Porquinhos-da-índia: lidando com a perda de um companheiro e a introdução de um novo
Porquinhos-da-índia são animais de rebanho e a perda de um companheiro de baia é tanto um evento médico quanto emocional, pois o apetite do sobrevivente é o primeiro a falhar. Este guia aborda como é o luto, o que verificar antes da chegada de um novo animal, como fazer uma introdução em terreno neutro, quais comportamentos ignorar e como o acompanhamento do peso diário revela problemas no vínculo muito antes de serem visíveis.

Resposta rápida
Porquinhos-da-índia são animais de rebanho de uma forma que cães e gatos não são. Um porquinho sozinho não é um Pet com vida social reduzida, é um animal que sente falta de uma necessidade básica; em alguns países, incluindo a Suíça, manter um animal sozinho não é permitido.
Isso torna a morte de um companheiro de baia um evento emocional e também médico. O comportamento que os tutores descrevem como luto é real, mas o que realmente mata porquinhos-da-índia enlutados é a interrupção da alimentação. Um animal que depende da fermentação intestinal e para de comer está em apuros em menos de um dia.
Um porquinho-da-índia ambientado senta-se relaxado, sem apoiar todo o peso nas patas, com orelhas relaxadas e olhos tranquilos. Vale a pena observar atentamente um sobrevivente que não se acalma durante a primeira semana.
- O que parece ciúme em porquinhos-da-índia é quase sempre competição por comida, esconderijos e hierarquia, não competição por você.
- O primeiro risco médico após perder um companheiro é o apetite, não a tristeza. Pese diariamente.
- Nunca introduza um novo porquinho-da-índia na baia do residente.
- Ranger de dentes, ronronar e montar durante uma introdução são comportamentos normais. Sangue não é.
- Se um vínculo não puder ser formado, baias adjacentes com contato pelas grades são melhores do que o alojamento solitário.
- Espécie
- porquinho-da-índia
- Categoria
- comportamento
- Nível de risco
- médio
- Necessidade principal
- companhia contínua de outro porquinho-da-índia
- Maior risco a curto prazo após uma perda
- queda de apetite e estase intestinal
- Regra de introdução
- terreno neutro, bastante espaço, esconderijos com duas saídas
- Tempo de ambientação para uma nova hierarquia
- geralmente algumas semanas, monitorado pelo peso
- Quando buscar ajuda
- qualquer sobrevivente que não esteja comendo feno ou qualquer ferimento por briga
Decida em 60 segundos
| Situação | O que fazer |
|---|---|
| O companheiro acabou de morrer, sobrevivente ainda come feno e produz fezes normais | Mantenha a rotina normal, pese diariamente e comece a planejar um novo companheiro esta semana. |
| Sobrevivente chama repetidamente, procura, inquieto, mas ainda come | Comportamento normal de luto.

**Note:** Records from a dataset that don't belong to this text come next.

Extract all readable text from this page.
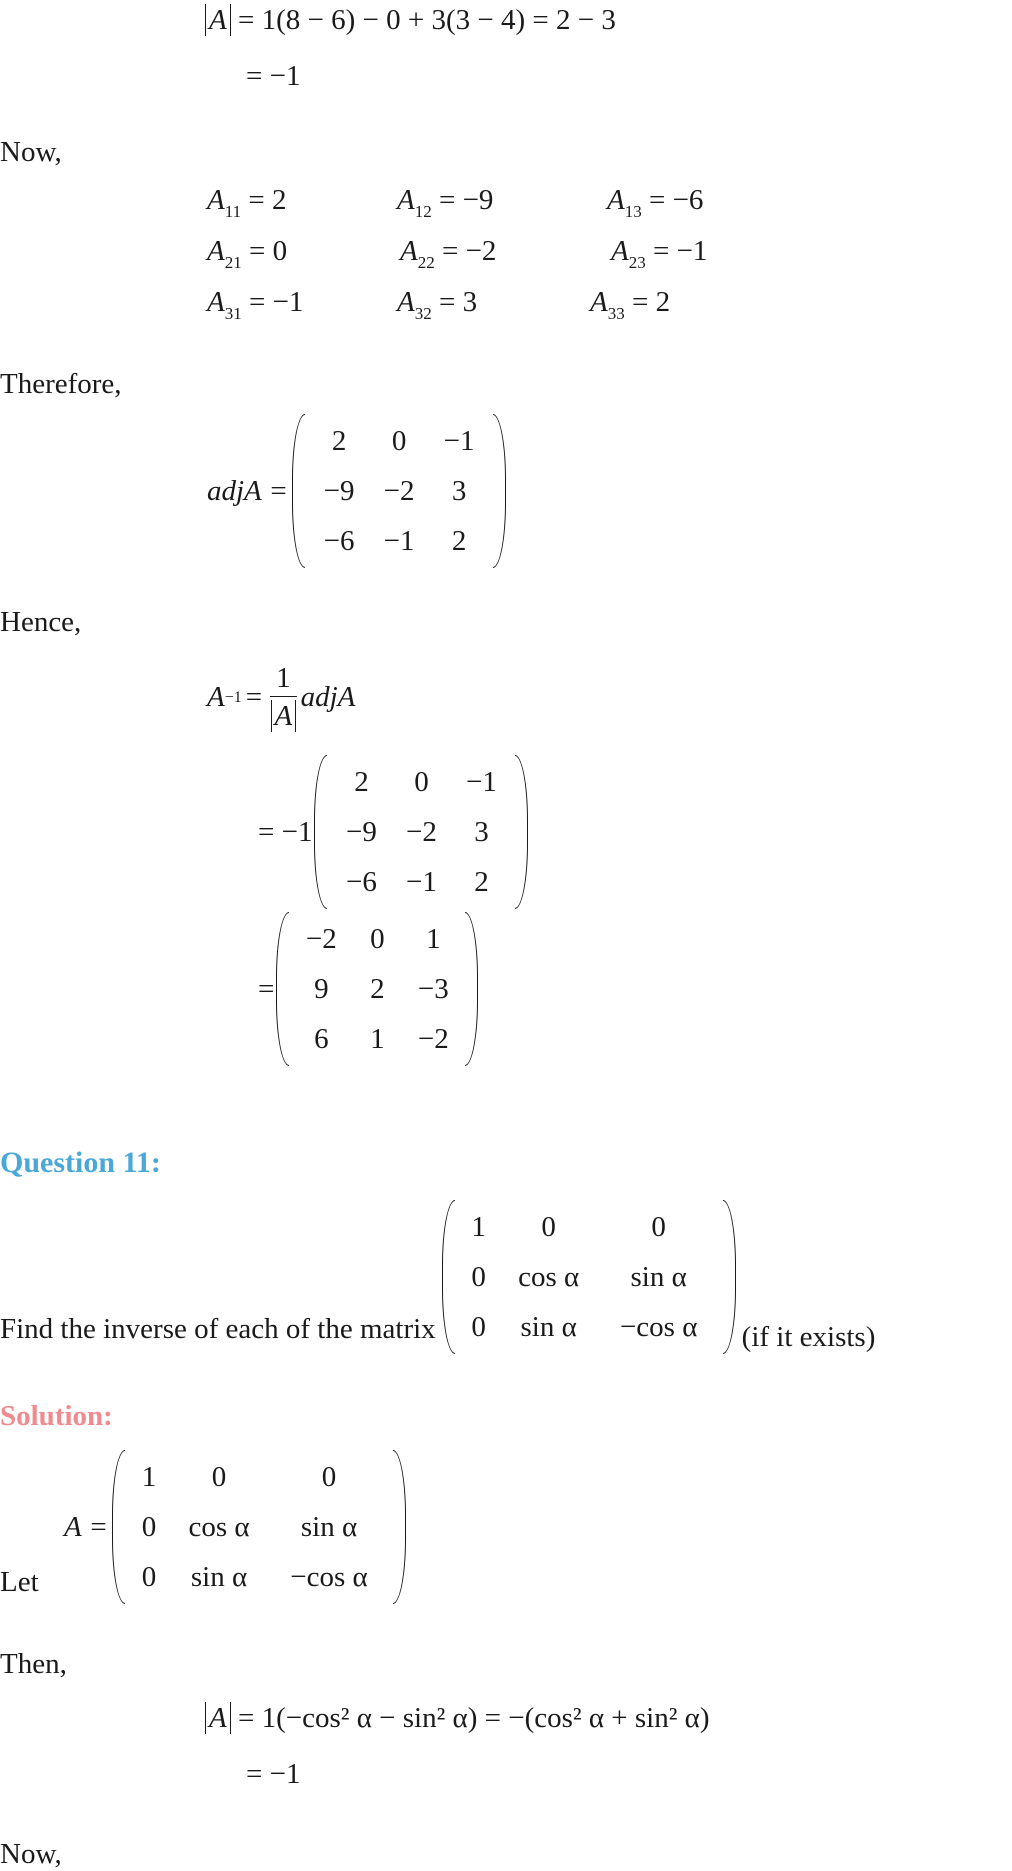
A = 1(8 − 6) − 0 + 3(3 − 4) = 2 − 3
= −1
Now,
$A_{11} = 2$	$A_{12} = -9$	$A_{13} = -6$
$A_{21} = 0$	$A_{22} = -2$	$A_{23} = -1$
$A_{31} = -1$	$A_{32} = 3$	$A_{33} = 2$
Therefore,
adjA =
2	0	−1
−9	−2	3
−6	−1	2
Hence,
$A -1 = \frac{1}{A}$ adjA
= −1
2	0	−1
−9	−2	3
−6	−1	2
=
−2	0	1
9	2	−3
6	1	−2
Question 11:
Find the inverse of each of the matrix
1	0	0
0	cos α	sin α
0	sin α	−cos α	(if it exists)
Solution:
Let
A =
1	0	0
0	cos α	sin α
0	sin α	−cos α
Then,
A = 1(−cos² α − sin² α) = −(cos² α + sin² α)
= −1
Now,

Faça companhia, mantenha a comida constante, continue pesando. |
| Sobrevivente parou com o feno, menos fezes ou menores, curvado | Veterinário no mesmo dia. Você está lidando com estase intestinal, não apenas luto. |
| Causa da morte do companheiro desconhecida ou possivelmente infecciosa | Check-up veterinário no sobrevivente antes da chegada de qualquer recém-chegado. |
| Novo porquinho-da-índia em casa, em quarentena, ambos saudáveis | Faça a introdução em terreno neutro quando ambos estiverem comendo e estáveis. |
| Introdução em andamento com ronronar, montagem, ranger de dentes, perseguição | Normal. Não interrompa. Fique no ambiente e observe. |
| Investidas agressivas, animais travados um no outro ou qualquer sinal de sangue | Separe imediatamente com uma pá ou tábua, nunca com as mãos nuas. Veterinário se a pele estiver cortada. |
| Par formado agora brigando após semanas de paz | Verifique primeiro se há doença ou dor em qualquer um dos animais e se algo no recinto mudou. |
Por que porquinhos-da-índia precisam de outros porquinhos-da-índia
Na natureza, vivem em pequenos grupos estáveis em campo aberto com alta pressão de predadores. Quase tudo sobre o animal doméstico deriva disso: os chamados de contato constantes, a resposta de congelamento, a tendência de comer em grupo e o comportamento de alarme que só funciona se houver alguém para alarmar.
Um porquinho-da-índia sozinho perde a função de sentinela. Ele não pode delegar a vigilância, então ele mesmo fica mais vigilante, e animais vigilantes descansam menos e comem em períodos mais curtos e interrompidos. Esse é o mecanismo por trás da observação de que porquinhos solitários são frequentemente mais nervosos, menos inclinados a explorar e demoram mais a se adaptar a um novo lar.
O repertório vocal também é social. A maior parte é direcionada a outros porquinhos, e um animal que não tem a quem chamar frequentemente direcionará isso aos humanos, que é de onde vem o "ele me chama o dia todo".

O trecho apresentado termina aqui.